For city-dwellers, it’s all-consuming and impossible to avoid. Construction, traffic, the whirring of machinery, the neighbour’s stereo. Even at home, the beeps and buzzes made by washing machines, fridges, and phones all serve to distract and unsettle.

But the never-ending noisiness of city life is far more than a problem of aesthetics. A growing body of evidence shows that noise can have serious health impacts too. Recent studies have linked noise pollution to hearing loss, sleep deprivation, hypertension, heart disease, brain development, and even increased risk of dementia.

One research team compared families living on different stories of the same building in Manhattan to isolate the impact of noise on health and education. They found children in lower, noisier floors were worse at reading than their higher-up peers, an effect that was most pronounced for children who had lived in the building for longest.

Those studies have been replicated for the impact of aircraft noise with similar results. Not only does noise cause higher blood pressure and worsens quality of sleep, it also stymies pupils trying to concentrate in class.

As with many forms of pollution, the poorest are typically the hardest hit. The worst-off in any city often live by busy roads in poorly-insulated houses or flats, cheek by jowl with packed-in neighbours.

The US Department of Transport recently mapped road and aircraft noise across the United States. Predictably, the loudest areas overlapped with some of the country’s most deprived.
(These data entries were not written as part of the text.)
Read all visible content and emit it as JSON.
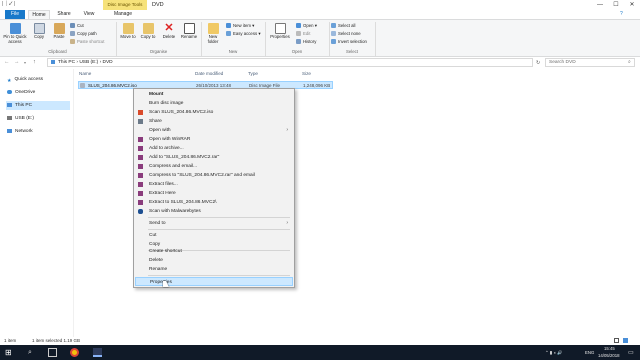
{
  "titlebar": {
    "qat_label": "| ⏐ ✓ |",
    "context_tab": "Disc Image Tools",
    "title": "DVD",
    "min": "—",
    "max": "☐",
    "close": "✕"
  },
  "tabs": [
    "File",
    "Home",
    "Share",
    "View",
    "Manage"
  ],
  "ribbon": {
    "clipboard": {
      "pin": "Pin to Quick access",
      "copy": "Copy",
      "paste": "Paste",
      "cut": "Cut",
      "copy_path": "Copy path",
      "paste_shortcut": "Paste shortcut",
      "group": "Clipboard"
    },
    "organise": {
      "move_to": "Move to",
      "copy_to": "Copy to",
      "delete": "Delete",
      "rename": "Rename",
      "group": "Organise"
    },
    "new": {
      "new_folder": "New folder",
      "new_item": "New item",
      "easy_access": "Easy access",
      "group": "New"
    },
    "open": {
      "properties": "Properties",
      "open": "Open",
      "edit": "Edit",
      "history": "History",
      "group": "Open"
    },
    "select": {
      "select_all": "Select all",
      "select_none": "Select none",
      "invert": "Invert selection",
      "group": "Select"
    }
  },
  "address": {
    "path": "This PC  ›  USB (E:)  ›  DVD",
    "search_placeholder": "Search DVD"
  },
  "nav": [
    {
      "label": "Quick access"
    },
    {
      "label": "OneDrive"
    },
    {
      "label": "This PC"
    },
    {
      "label": "USB (E:)"
    },
    {
      "label": "Network"
    }
  ],
  "columns": {
    "name": "Name",
    "date": "Date modified",
    "type": "Type",
    "size": "Size"
  },
  "files": [
    {
      "name": "SLUS_204.86.MVC2.iso",
      "date": "26/10/2013 13:48",
      "type": "Disc Image File",
      "size": "1,248,096 KB"
    }
  ],
  "context_menu": {
    "mount": "Mount",
    "burn": "Burn disc image",
    "scan": "Scan SLUS_204.86.MVC2.iso",
    "share": "Share",
    "open_with": "Open with",
    "open_winrar": "Open with WinRAR",
    "add_archive": "Add to archive...",
    "add_rar": "Add to \"SLUS_204.86.MVC2.rar\"",
    "compress_email": "Compress and email...",
    "compress_rar_email": "Compress to \"SLUS_204.86.MVC2.rar\" and email",
    "extract_files": "Extract files...",
    "extract_here": "Extract Here",
    "extract_to": "Extract to SLUS_204.86.MVC2\\",
    "malwarebytes": "Scan with Malwarebytes",
    "send_to": "Send to",
    "cut": "Cut",
    "copy": "Copy",
    "create_shortcut": "Create shortcut",
    "delete": "Delete",
    "rename": "Rename",
    "properties": "Properties",
    "arrow": "›"
  },
  "status": {
    "items": "1 item",
    "selected": "1 item selected  1.19 GB"
  },
  "taskbar": {
    "lang": "ENG",
    "time": "15:45",
    "date": "14/05/2018"
  },
  "colors": {
    "accent": "#1979ca",
    "selection": "#cce8ff",
    "context_tab": "#f6e27a",
    "taskbar": "#101a28"
  }
}
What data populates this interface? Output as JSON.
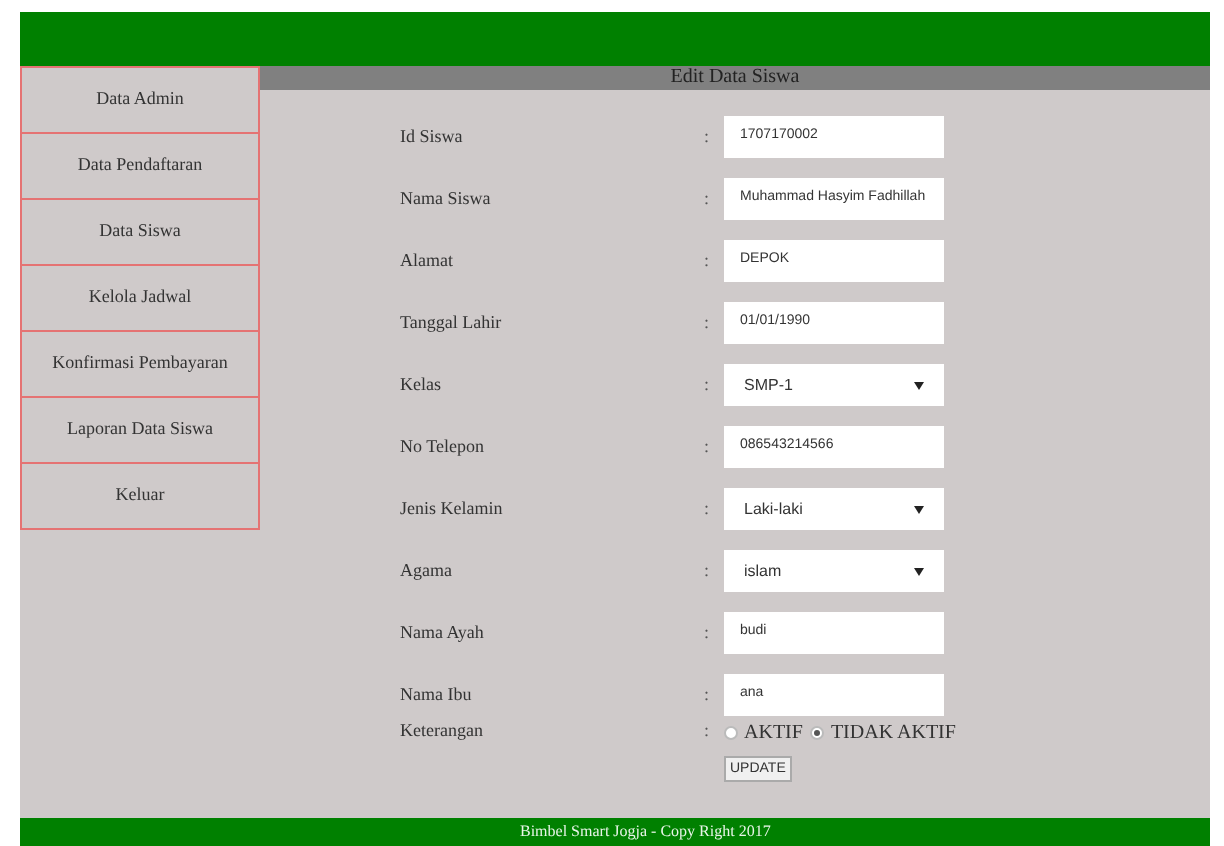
{
  "sidebar": {
    "items": [
      {
        "label": "Data Admin",
        "selected": false
      },
      {
        "label": "Data Pendaftaran",
        "selected": false
      },
      {
        "label": "Data Siswa",
        "selected": false
      },
      {
        "label": "Kelola Jadwal",
        "selected": false
      },
      {
        "label": "Konfirmasi Pembayaran",
        "selected": false
      },
      {
        "label": "Laporan Data Siswa",
        "selected": false
      },
      {
        "label": "Keluar",
        "selected": false
      }
    ]
  },
  "form": {
    "title": "Edit Data Siswa",
    "fields": [
      {
        "label": "Id Siswa",
        "kind": "text",
        "value": "1707170002"
      },
      {
        "label": "Nama Siswa",
        "kind": "text",
        "value": "Muhammad Hasyim Fadhillah"
      },
      {
        "label": "Alamat",
        "kind": "text",
        "value": "DEPOK"
      },
      {
        "label": "Tanggal Lahir",
        "kind": "date",
        "value": "01/01/1990"
      },
      {
        "label": "Kelas",
        "kind": "select",
        "value": "SMP-1"
      },
      {
        "label": "No Telepon",
        "kind": "text",
        "value": "086543214566"
      },
      {
        "label": "Jenis Kelamin",
        "kind": "select",
        "value": "Laki-laki"
      },
      {
        "label": "Agama",
        "kind": "select",
        "value": "islam"
      },
      {
        "label": "Nama Ayah",
        "kind": "text",
        "value": "budi"
      },
      {
        "label": "Nama Ibu",
        "kind": "text",
        "value": "ana"
      },
      {
        "label": "Keterangan",
        "kind": "radio",
        "options": [
          {
            "label": "AKTIF",
            "selected": false
          },
          {
            "label": "TIDAK AKTIF",
            "selected": true
          }
        ]
      }
    ],
    "colon": ":",
    "submit": "UPDATE"
  },
  "footer": "Bimbel Smart Jogja - Copy Right 2017"
}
Those included the south side of Atlanta and the lowest-income areas of LA and Seattle.

Yet as noise pollution grows in line with road and air traffic and rising urban density, public policy has turned a blind eye.

Council noise response services, formally a 24-hour defence against neighbourly disputes, have fallen victim to local government cuts. Decisions on airport expansion and road development pay scant regard to their audible impact. Political platforms remain silent on the loudest poison.

This is odd at a time when we have never had more tools at our disposal to deal with the issue. Electric Vehicles are practically noise-less, yet noise rarely features in the arguments for their adoption. Just replacing today’s bus fleet would transform city centres; doing the same for taxis and trucks would amount to a revolution.

Vehicles are just the start. Millions were spent on a programme of “Warm Homes”; what about “Quiet Homes”? How did we value the noise impact in the decision to build a third runway at Heathrow, and how do we compensate people now that it’s going ahead?

Construction is a major driver of decibels. Should builders compensate “noise victims” for over-drilling? Or could regulation push equipment manufacturers to find new ways to dampen the sound of their kit?

Of course, none of this addresses the noise pollution we impose on ourselves. The bars and clubs we choose to visit or the music we stick in our ears. Whether pumping dance tracks in spin classes or indie rock in trendy coffee shops, people’s desire to compensate for bad noise out there by playing louder noise in here is hard to control for.

The Clean Air Act of 1956 heralded a new era of city life, one where smog and grime gave way to clear skies and clearer lungs. That fight still goes on today.

But some day, we will turn our attention to our clogged-up airwaves. The decibels will fall. #Twitter will give way to twitter. And every now and again, as we step from our homes into city life, we may just hear the sweetest sound of all. Silence.

Adam Swersky is a councillor in Harrow and is cabinet member for finance. He writes in a personal capacity.